Based on Anaplan’s cloud-based platform, the functionality is delivered in real-time by using in-memory computing techniques and scalable modeling. Users also have access to Anaplan’s App Hub, which contains applications, templates, and publishing features across a number of key business functions, including sales, marketing, HR, IT and operations, finance and budgeting, and supply chain.
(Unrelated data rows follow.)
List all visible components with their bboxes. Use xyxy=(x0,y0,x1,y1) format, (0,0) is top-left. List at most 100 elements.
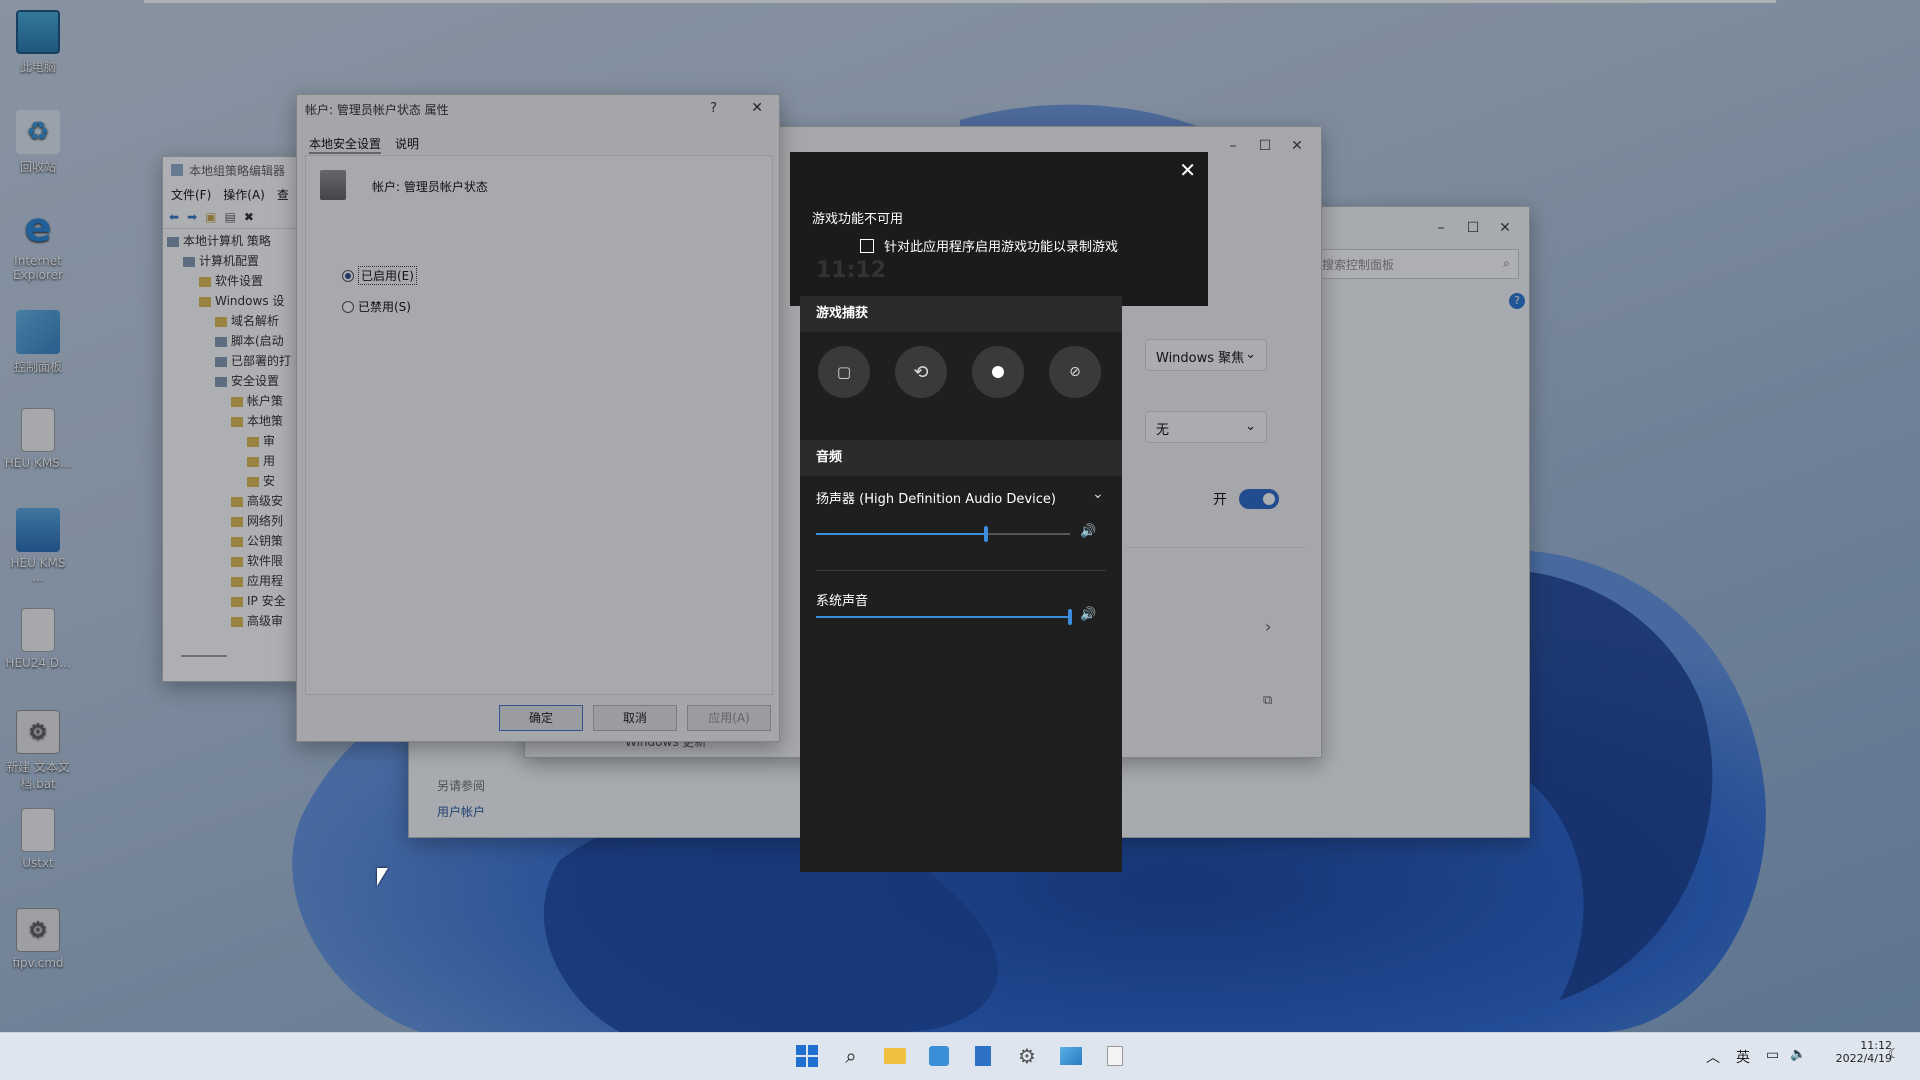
tree-item[interactable]: IP 安全 xyxy=(167,591,301,611)
ok-button[interactable]: 确定 xyxy=(499,705,583,731)
enable-game-features-checkbox[interactable]: 针对此应用程序启用游戏功能以录制游戏 xyxy=(860,236,1118,255)
tree-item[interactable]: 审 xyxy=(167,431,301,451)
minimize-button[interactable]: – xyxy=(1425,213,1457,243)
tab-local-security[interactable]: 本地安全设置 xyxy=(309,135,382,154)
menu-action[interactable]: 操作(A) xyxy=(223,186,265,203)
record-last-30s-button[interactable]: ⟲ xyxy=(895,346,947,398)
start-recording-button[interactable] xyxy=(972,346,1024,398)
desktop-icon-ustxt[interactable]: Ustxt xyxy=(4,808,72,870)
cube-app-icon[interactable] xyxy=(926,1043,952,1069)
microphone-toggle-button[interactable]: ⊘ xyxy=(1049,346,1101,398)
cancel-button[interactable]: 取消 xyxy=(593,705,677,731)
desktop-icon-heu-kms-1[interactable]: HEU KMS... xyxy=(4,408,72,470)
tree-item-label: 帐户策 xyxy=(247,394,284,408)
tree-item[interactable]: 脚本(启动 xyxy=(167,331,301,351)
chevron-down-icon[interactable]: ⌄ xyxy=(1092,486,1104,502)
help-button[interactable]: ? xyxy=(710,101,717,116)
desktop-icon-ie[interactable]: e Internet Explorer xyxy=(4,206,72,282)
clock[interactable]: 11:12 2022/4/19 xyxy=(1822,1039,1892,1065)
help-icon[interactable]: ? xyxy=(1509,293,1525,309)
speaker-icon[interactable]: 🔊 xyxy=(1080,524,1096,539)
tree-item[interactable]: 高级安 xyxy=(167,491,301,511)
menu-view[interactable]: 查 xyxy=(277,186,289,203)
tree-item[interactable]: 软件限 xyxy=(167,551,301,571)
tree-item[interactable]: 计算机配置 xyxy=(167,251,301,271)
back-arrow-icon[interactable]: ⬅ xyxy=(169,210,179,224)
secondary-dropdown[interactable]: 无 ⌄ xyxy=(1145,411,1267,443)
background-type-dropdown[interactable]: Windows 聚焦 ⌄ xyxy=(1145,339,1267,371)
tree-item[interactable]: 用 xyxy=(167,451,301,471)
settings-gear-icon[interactable]: ⚙ xyxy=(1014,1043,1040,1069)
tree-item[interactable]: 域名解析 xyxy=(167,311,301,331)
close-button[interactable]: ✕ xyxy=(1489,213,1521,243)
system-volume-slider[interactable] xyxy=(816,609,1072,625)
tree-item[interactable]: 网络列 xyxy=(167,511,301,531)
tree-item[interactable]: 本地策 xyxy=(167,411,301,431)
maximize-button[interactable]: ☐ xyxy=(1249,131,1281,161)
tab-explain[interactable]: 说明 xyxy=(395,135,419,154)
show-hide-tree-icon[interactable]: ▤ xyxy=(224,210,235,224)
start-button[interactable] xyxy=(794,1043,820,1069)
search-input[interactable]: 搜索控制面板 ⌕ xyxy=(1313,249,1519,279)
scrollbar-thumb[interactable] xyxy=(181,655,227,657)
tree-item[interactable]: 高级审 xyxy=(167,611,301,631)
chevron-right-icon[interactable]: › xyxy=(1265,617,1271,636)
policy-name: 帐户: 管理员帐户状态 xyxy=(372,180,488,194)
settings-toggle[interactable] xyxy=(1239,489,1279,509)
settings-caption-buttons: – ☐ ✕ xyxy=(1217,131,1313,161)
external-link-icon[interactable]: ⧉ xyxy=(1263,693,1272,708)
folder-icon xyxy=(231,596,243,607)
desktop-icon-heu-kms-2[interactable]: HEU KMS ... xyxy=(4,508,72,584)
screenshot-button[interactable]: ▢ xyxy=(818,346,870,398)
tree-item[interactable]: Windows 设 xyxy=(167,291,301,311)
close-button[interactable]: ✕ xyxy=(1281,131,1313,161)
desktop-icon-recycle-bin[interactable]: ♻ 回收站 xyxy=(4,110,72,175)
desktop-icon-heu24[interactable]: HEU24 D... xyxy=(4,608,72,670)
notification-icon[interactable]: ☾ xyxy=(1888,1047,1900,1062)
desktop-icon-this-pc[interactable]: 此电脑 xyxy=(4,10,72,75)
radio-enabled[interactable]: 已启用(E) xyxy=(342,266,417,285)
network-icon[interactable]: ▭ xyxy=(1766,1047,1779,1063)
input-language[interactable]: 英 xyxy=(1736,1047,1750,1067)
gpedit-title: 本地组策略编辑器 xyxy=(189,163,286,178)
apply-button[interactable]: 应用(A) xyxy=(687,705,771,731)
search-icon[interactable]: ⌕ xyxy=(838,1043,864,1069)
file-explorer-icon[interactable] xyxy=(882,1043,908,1069)
forward-arrow-icon[interactable]: ➡ xyxy=(187,210,197,224)
chevron-up-icon[interactable]: ︿ xyxy=(1706,1047,1720,1067)
device-volume-slider[interactable] xyxy=(816,526,1070,542)
menu-file[interactable]: 文件(F) xyxy=(171,186,211,203)
tree-item[interactable]: 安全设置 xyxy=(167,371,301,391)
desktop-icon-new-bat[interactable]: ⚙ 新建 文本文档.bat xyxy=(4,710,72,792)
tree-item[interactable]: 公钥策 xyxy=(167,531,301,551)
tree-item[interactable]: 应用程 xyxy=(167,571,301,591)
slider-thumb[interactable] xyxy=(1068,609,1072,625)
tree-item[interactable]: 软件设置 xyxy=(167,271,301,291)
delete-icon[interactable]: ✖ xyxy=(244,210,254,224)
user-accounts-link[interactable]: 用户帐户 xyxy=(437,803,485,820)
control-panel-taskbar-icon[interactable] xyxy=(1058,1043,1084,1069)
speaker-icon[interactable]: 🔊 xyxy=(1080,607,1096,622)
computer-icon xyxy=(183,256,195,267)
tree-item[interactable]: 已部署的打 xyxy=(167,351,301,371)
notepad-icon[interactable] xyxy=(970,1043,996,1069)
radio-disabled[interactable]: 已禁用(S) xyxy=(342,298,411,315)
gamebar-close-icon[interactable]: ✕ xyxy=(1179,158,1196,182)
folder-icon xyxy=(231,536,243,547)
slider-thumb[interactable] xyxy=(984,526,989,542)
tree-item[interactable]: 安 xyxy=(167,471,301,491)
volume-icon[interactable]: 🔈 xyxy=(1790,1047,1806,1062)
dialog-title: 帐户: 管理员帐户状态 属性 xyxy=(305,102,449,117)
maximize-button[interactable]: ☐ xyxy=(1457,213,1489,243)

Several planning and budgeting processes are supported by Anaplan, including:
- The performance of the sales force, including planning for territories and quotas, forecasting sales, segmenting accounts, and determining sales capacity.
- Performance Management, including financial budgeting, planning, and forecasting, covering workforce, capital expenditures, operational expenses, revenue forecasting, and profit analysis, as well as tax and treasury planning, financial consolidations, and long-range planning.
- Management of the supply chain, including demand planning, supply planning, sales and operations planning, inventory management, and merchandise optimization.
- The management of the workforce, including compensation, succession planning, and headcount planning.
- Managing the marketing budget, marketing resources, and attribution analysis.
- Budgeting and performance of IT projects
WHY ANAPLAN
The company discovered that, before implementing Anaplan, many customers were using a mix of traditional on-premise corporate performance management (CPM) applications, custom applications managed by IT, and spreadsheets. Most of these customers had the same problem: a disjointed, time-consuming planning process characterized by a lack of both a single version of the truth and a consistent procedure for cascading down or rolling up changes. The Anaplan platform is attractive to customers for three main reasons: high usability, enterprise-wide planning on a single platform, and scalability
USABILITY
An important factor in customers’ selection of Anaplan was high usability. Managers were quickly able to learn Anaplan and create new models based on their business needs thanks to an intuitive interface that required minimal training and the ability to make changes without the help of consultants or IT professionals.
A SINGLE PLATFORM
Essentially, Anaplan’s single-platform approach is about creating a single application layer which is able to provide common and consistent data across all pillars of an organization. In practice, the single-platform approach allows companies to use a common approach for planning and modeling across all aspects of the business, creating reusable models and components that accelerate the plan-building process while ensuring consistency. A connected planning strategy requires this approach instead of traditional planning tools that are developed and used by departments and divisions. It was also compelling to see Anaplan invest in AppHub, which provides prebuilt templates and apps that users can customize.
Wrap up
I recommend that anyone wishing to make a significant improvement to any of their planning processes should consider Anaplan as a possible solution. For example, financial planning and analysis, sales, marketing, and human resources departments that are currently using spreadsheets for planning, reporting, and analysis should evaluate Anaplan, not just for its efficiency and effectiveness but also for its potential to transform its efforts into connected planning.